Can a 133-year-old Norwegian play give us a fresh perspective on society in 2012?
Henrik Ibsen’s controversial drama A Doll’s House has come to the Young Vic with a revived treatment of feminism, marriage and personal finance.
Bringing together an impressive line-up, this modern staging boasts top industry talent including Hattie Morahan (BBC’s Sense and Sensibility), Olivier Award-winning playwright Simon Stephens and Tony Award-winning designer Ian MacNeil (Billy Elliot).
As Nora (Hattie Morahan) relays news of her latest shopping escapades in the opening scene, it is apparent why the Young Vic chose to awaken Ibsen’s well-trodden play.
Of the many themes running through A Doll’s House, it was the socially contentious topic of feminism that gripped the Danish audience at the Copenhagen Royal Theatre premiere in 1879 - today, it is the apt subject of economics and debt that strikes at the heart of the audience. Like Nora, we have money on the mind.
In trying to fund an expensive jaunt to Italy to save her husband Torvald (Dominic Rowan) from a stress-related illness, Nora falls into the hands of loan shark Krogstad (Nick Fletcher).
Soldiering on with jovial feminine charm, Nora grows to become an expert in hiding the cracks of her picture-perfect life whilst paying her debt in secret.

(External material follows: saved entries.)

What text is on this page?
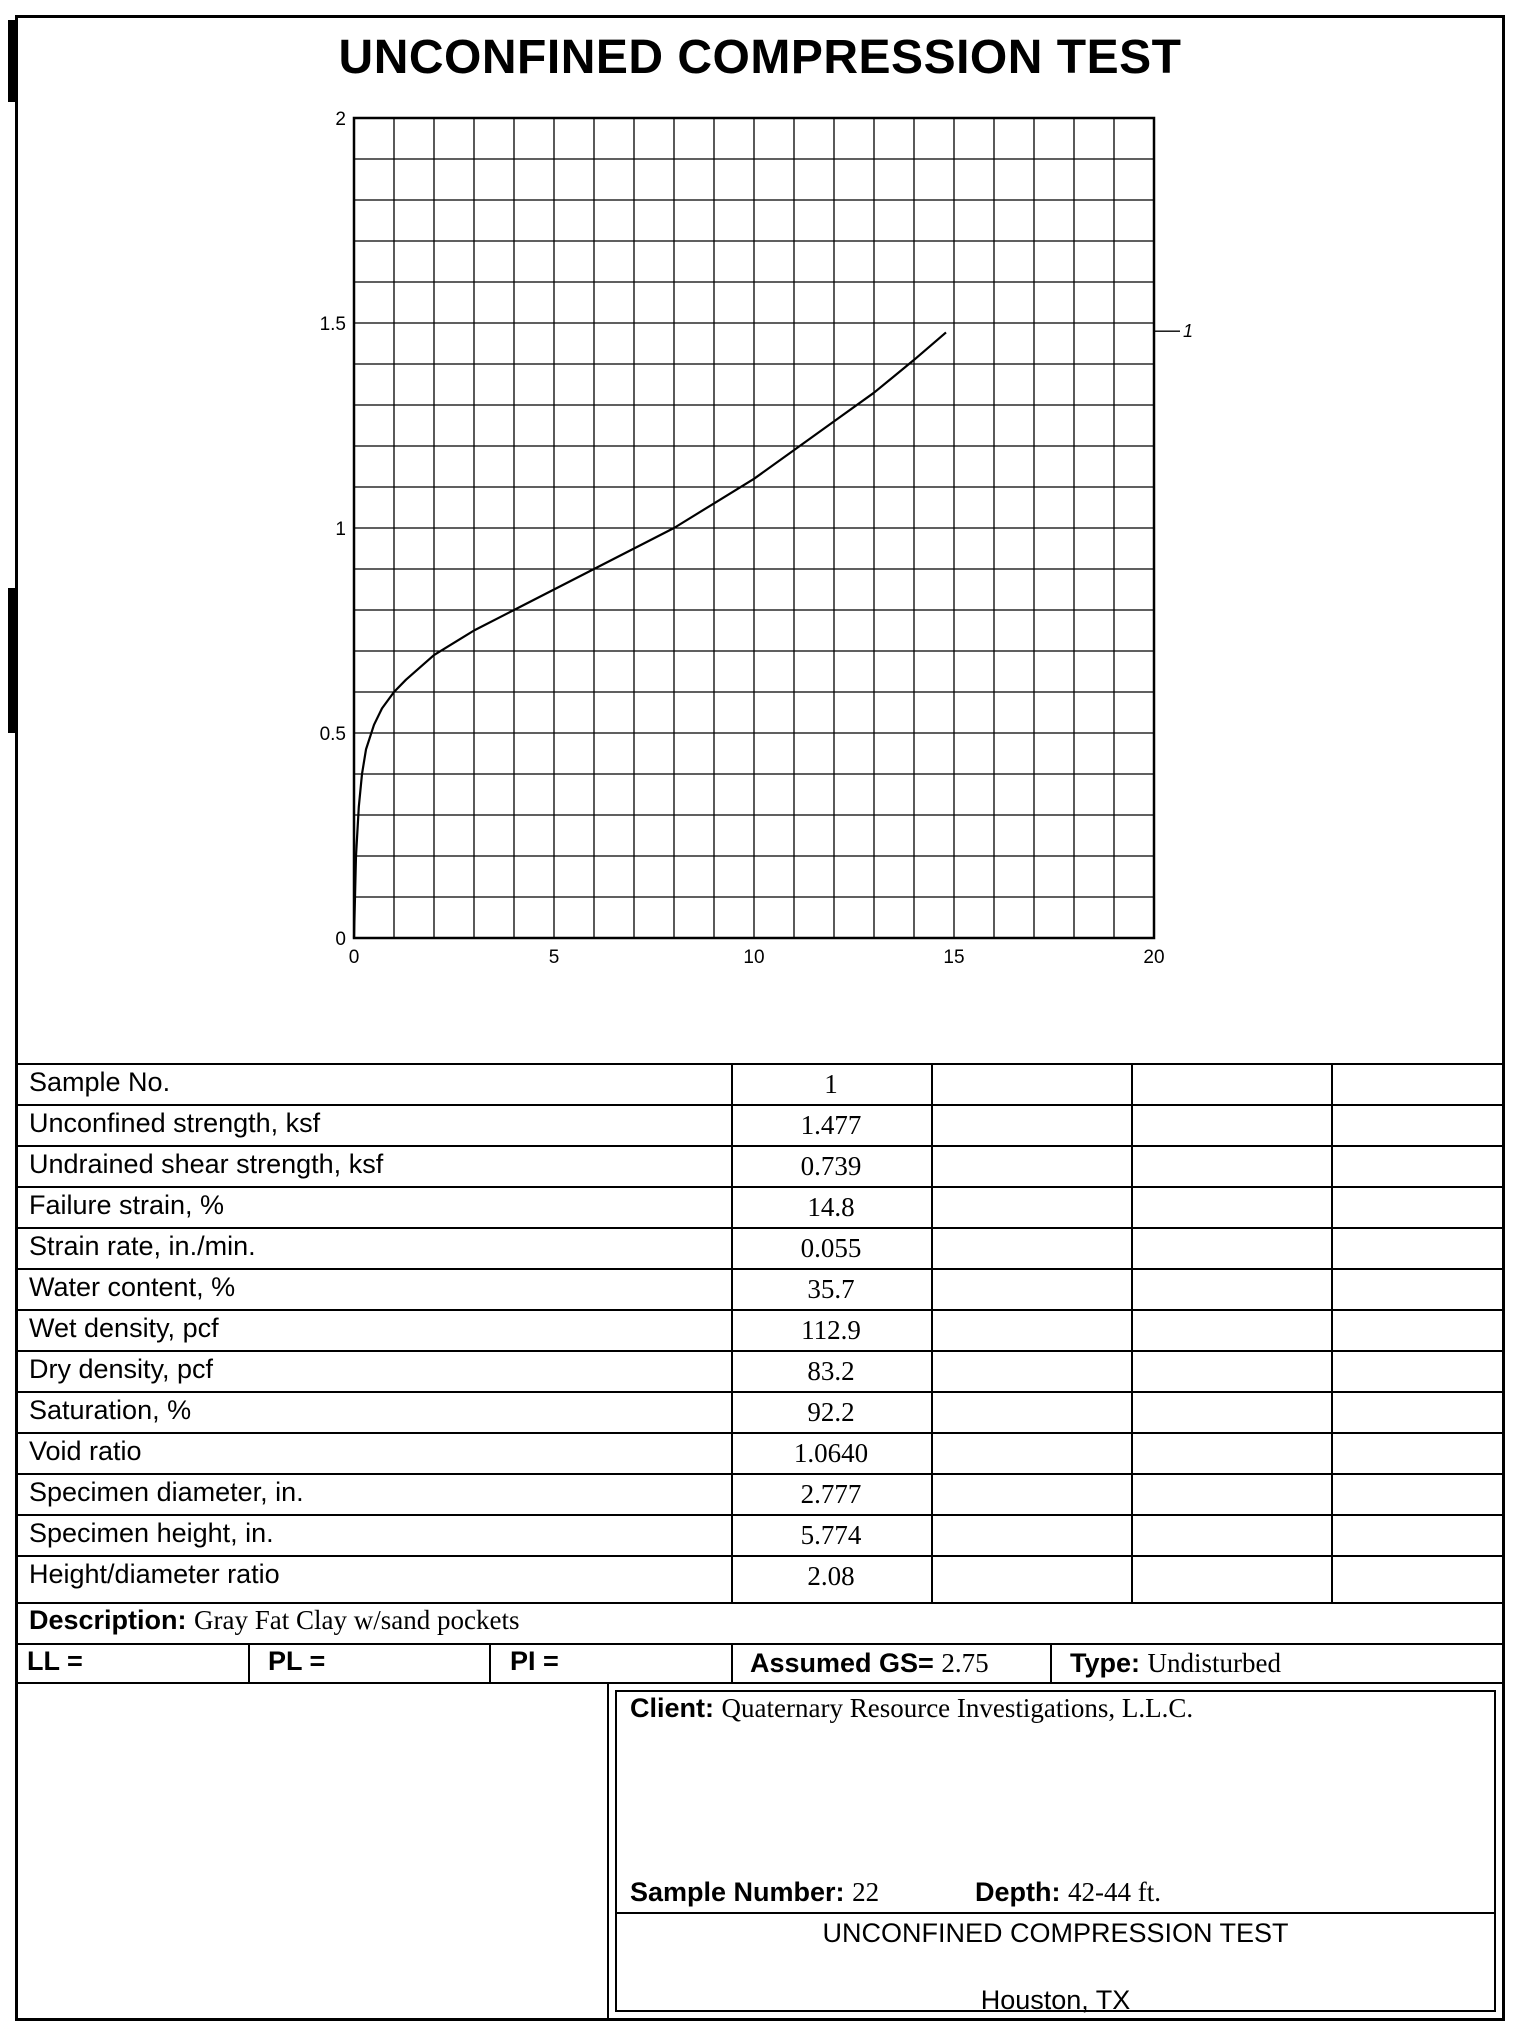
UNCONFINED COMPRESSION TEST
0	5	10	15	20
0
0.5
1
1.5
2
1
Sample No.	1
Unconfined strength, ksf	1.477
Undrained shear strength, ksf	0.739
Failure strain, %	14.8
Strain rate, in./min.	0.055
Water content, %	35.7
Wet density, pcf	112.9
Dry density, pcf	83.2
Saturation, %	92.2
Void ratio	1.0640
Specimen diameter, in.	2.777
Specimen height, in.	5.774
Height/diameter ratio	2.08
Description: Gray Fat Clay w/sand pockets
LL =	PL =	PI =	Assumed GS= 2.75	Type: Undisturbed
Client: Quaternary Resource Investigations, L.L.C.
Sample Number: 22	Depth: 42-44 ft.
UNCONFINED COMPRESSION TEST
Houston, TX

Living in comfortable middle-class bliss with her successful husband and three children, Nora appears to inhabit a breezy pastel family home, rather than oppressive gilded cage.
Only the unexpected arrival of Nora’s old friend Kristine (Susannah Wise) breaks the spell of a seemingly flawless domestic life.
Holding the stage well, Morahan thrives as the flighty and exuberant Nora, silly and naive one minute and seductively persuasive the next. Morahan takes us on the emotional journey of a woman traversing the cliff edge of social disgrace, conveying an inner moral strength with infectious passion.
Quite literally holding the spotlight in one scene, Morahan dances manically for Torvald. As the light closes in on her face, her dancing turns to mere unfeeling convulsions as we see the despair of a woman threatened with financial and social ruin, trapped in a doll’s house of oppression.
Despite the subtle suggestion that Nora’s impulsive behavior is rooted in mental illness, Morahan’s nervous energy tends to overpower her performance, with wide-eyed fidgeting that would surely lead Nora’s family to be concerned over her mania.
A three-way emotional relationship between Nora, Torvald and the couple’s close friend Doctor Rank (Steve Toussaint) also feels undeveloped and redundant to Nora’s self-discovery.
However, special mention goes to the little actor who played Nora’s baby – arriving on stage to the sounds of ‘awwws’ from the audience, Morahan danced and cooed with a baby who did not utter one complaint – a theatre star in the making.
Ibsen was a century ahead of his time when writing A Doll’s House; touching on socially unexplored issues such as feminism, suicide, mental illness and marital rape.
As we climb out of a recession caused by our past spendthrift ways, we can look to Nora’s meandering path of financial redemption for a lesson from a 19th Century playwright.
A Doll's House is at the Young Vic until 28 July.